Lewis Carroll, en un cuento maravilloso como el de Alicia, narraba sobre un sastre que había hecho un traje a un profesor y quería cobrárselo diciendo que no tenía problema en recibir el pago un año más tarde, pero que por los intereses de su deuda le saldría el doble. Su avidez de ganancias contrastaba con la especulación del profesor, que pensaba que si dejaba pasar el tiempo quizás el sastre se moriría antes y no tendría que pagar nada. Nosotros sabemos que las posibilidades que el FMI deje de funcionar son casi nulas, pero las grandes compañías financieras igualmente ávidas como el sastre sí pueden morir, como ocurrió con muchas de ellas en la crisis de 1930 y con Lehman Brothers en 2008. O es posible que terminen aceptando quitas, canjes o reestructuraciones de sus acreencias. En este caso, también ellas deberían preocuparse.
Esas preocupaciones ya empezaron porque Trump mismo despidió a David Lipton, el segundo principal funcionario del FMI, en gran medida por su responsabilidad en el abultado préstamo a la Argentina y el corto calendario de pagos, comprometiendo la capacidad de retorno del préstamo o abriendo la posibilidad de un default.

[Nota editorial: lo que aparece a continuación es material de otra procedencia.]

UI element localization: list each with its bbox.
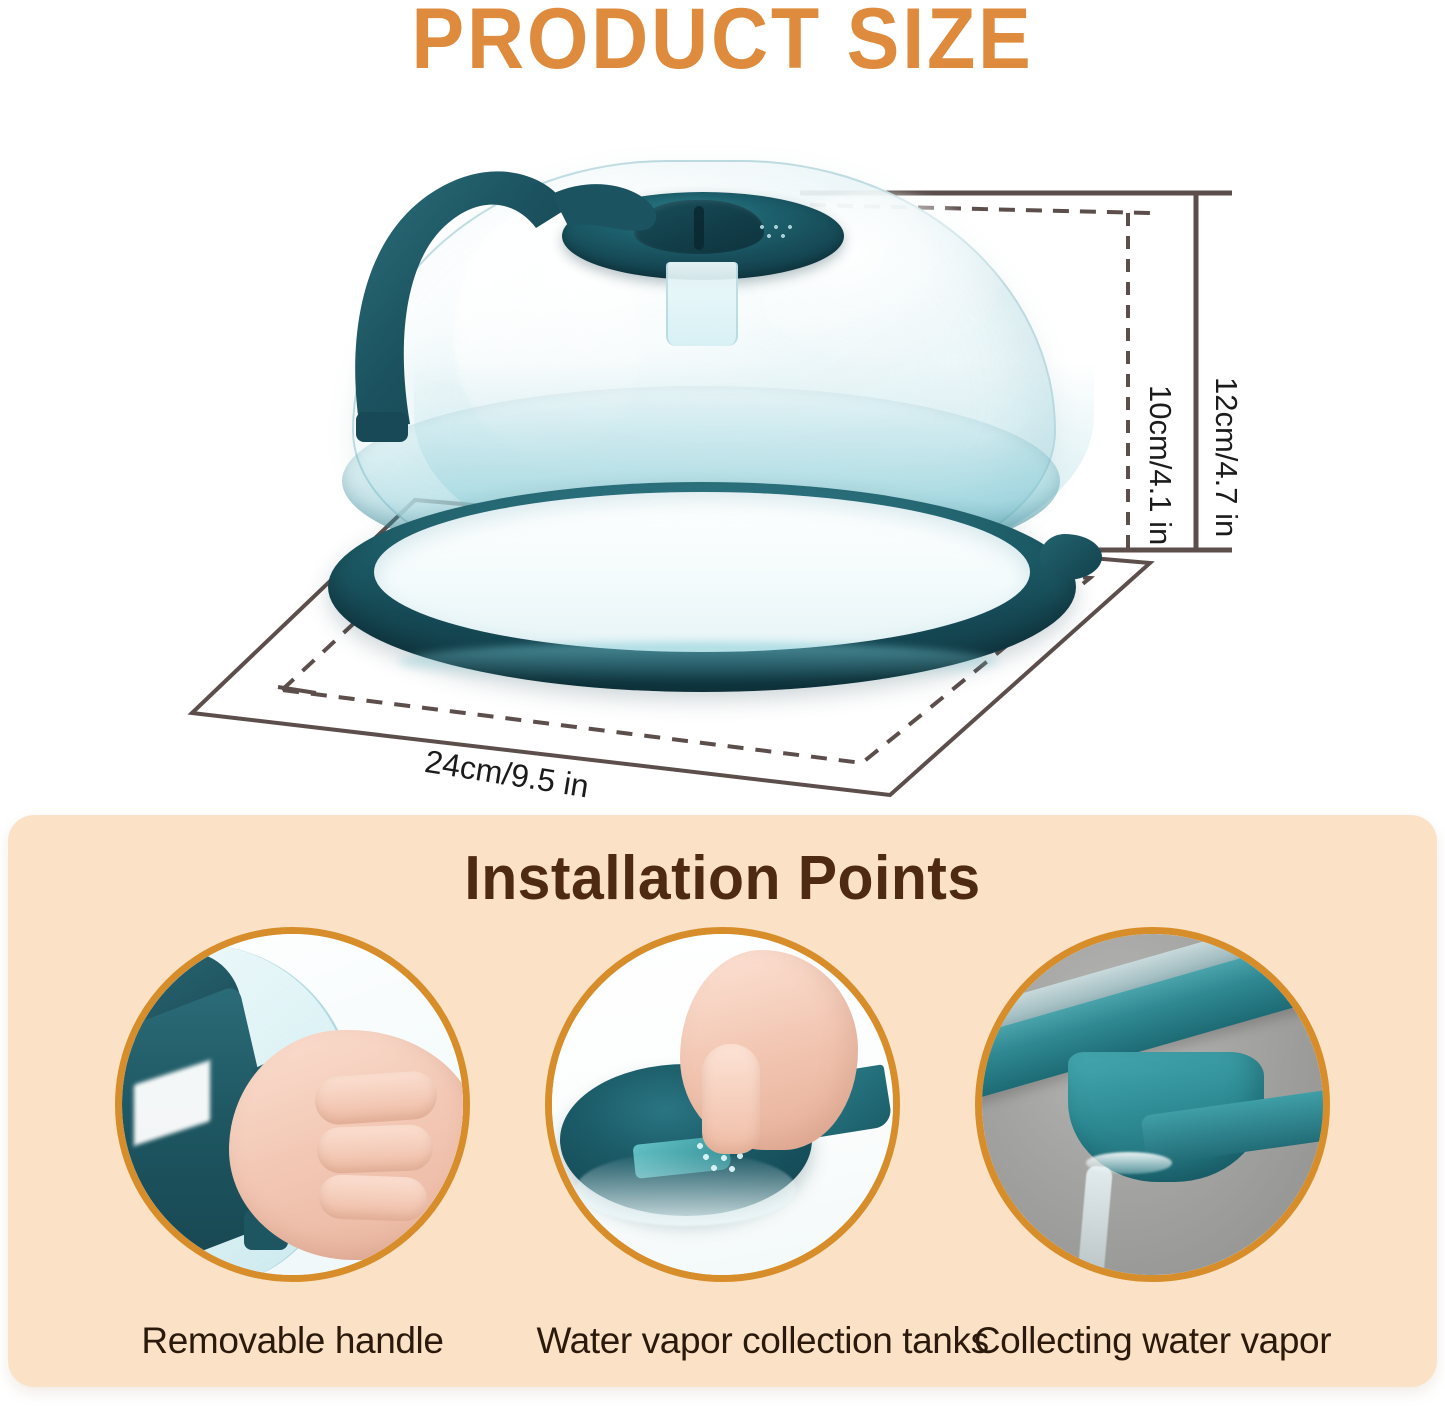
installation-points-panel: Installation Points bbox=[8, 815, 1437, 1387]
water-pouring-from-spout-photo bbox=[975, 927, 1330, 1282]
photo1-finger-1 bbox=[313, 1070, 438, 1126]
width-inner-label: 24cm/9.5 in bbox=[422, 743, 591, 805]
base-ring-highlight bbox=[398, 642, 998, 682]
caption-cell-1: Removable handle bbox=[107, 1320, 479, 1362]
vent-holes-icon bbox=[756, 222, 814, 244]
base-tray-interior bbox=[374, 492, 1030, 652]
height-outer-label: 12cm/4.7 in bbox=[1208, 377, 1244, 537]
installation-captions-row: Removable handle Water vapor collection … bbox=[8, 1320, 1437, 1362]
caption-cell-2: Water vapor collection tanks bbox=[537, 1320, 909, 1362]
photo2-pinching-fingers bbox=[702, 1044, 760, 1154]
pinching-vent-cap-photo bbox=[545, 927, 900, 1282]
product-illustration bbox=[300, 150, 1100, 710]
installation-photos-row bbox=[8, 927, 1437, 1327]
installation-points-title: Installation Points bbox=[44, 843, 1402, 914]
base-tray-ring bbox=[328, 482, 1076, 692]
installation-item-3 bbox=[967, 927, 1339, 1327]
vent-knob bbox=[634, 200, 764, 254]
installation-item-1 bbox=[107, 927, 479, 1327]
photo1-finger-2 bbox=[316, 1124, 434, 1174]
installation-caption-2: Water vapor collection tanks bbox=[537, 1320, 989, 1361]
photo2-disc-rim bbox=[576, 1152, 796, 1226]
page-title: PRODUCT SIZE bbox=[58, 0, 1387, 84]
installation-item-2 bbox=[537, 927, 909, 1327]
installation-caption-3: Collecting water vapor bbox=[974, 1320, 1331, 1361]
installation-caption-1: Removable handle bbox=[141, 1320, 443, 1361]
hand-gripping-handle-photo bbox=[115, 927, 470, 1282]
product-size-section: 12cm/4.7 in 10cm/4.1 in 24cm/9.5 in 29.5… bbox=[0, 95, 1445, 810]
caption-cell-3: Collecting water vapor bbox=[967, 1320, 1339, 1362]
photo1-finger-3 bbox=[318, 1174, 427, 1222]
height-inner-label: 10cm/4.1 in bbox=[1142, 385, 1178, 545]
base-pour-spout-tab bbox=[1040, 534, 1102, 580]
vent-center-shaft bbox=[666, 262, 738, 346]
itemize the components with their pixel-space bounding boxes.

En tanto, la primer responsable, Madame Lagarde, jefa de Lipton, tuvo que irse antes de ese organismo a través de una renuncia. Lagarde ya había manchado su reputación por negligencia en un caso de malversación de fondos públicos como ministra de economía de Francia. En 2011, cuando fue designada en el FMI, la prensa norteamericana advertía que sus antecedentes podían desestabilizar a ese organismo. Y eso en los hechos fue lo que pasó.
De todos modos, resulta de interés postergar pagos imposibles de abonar hasta que podamos vivir y crecer sin el respirador artificial de la deuda. Un default argentino sería, en este caso una mortaja dura de llevar para los organismos financieros internacionales y los países que los sostienen, ya punidos en Grecia y en la crisis de 2008. Las visitas de Alberto Fernández a dirigentes europeos, quizás ayudaron a ver la realidad. Ahora les toca mover a ellos. Es una partida complicada no sólo para el deudor sino también para los acreedores.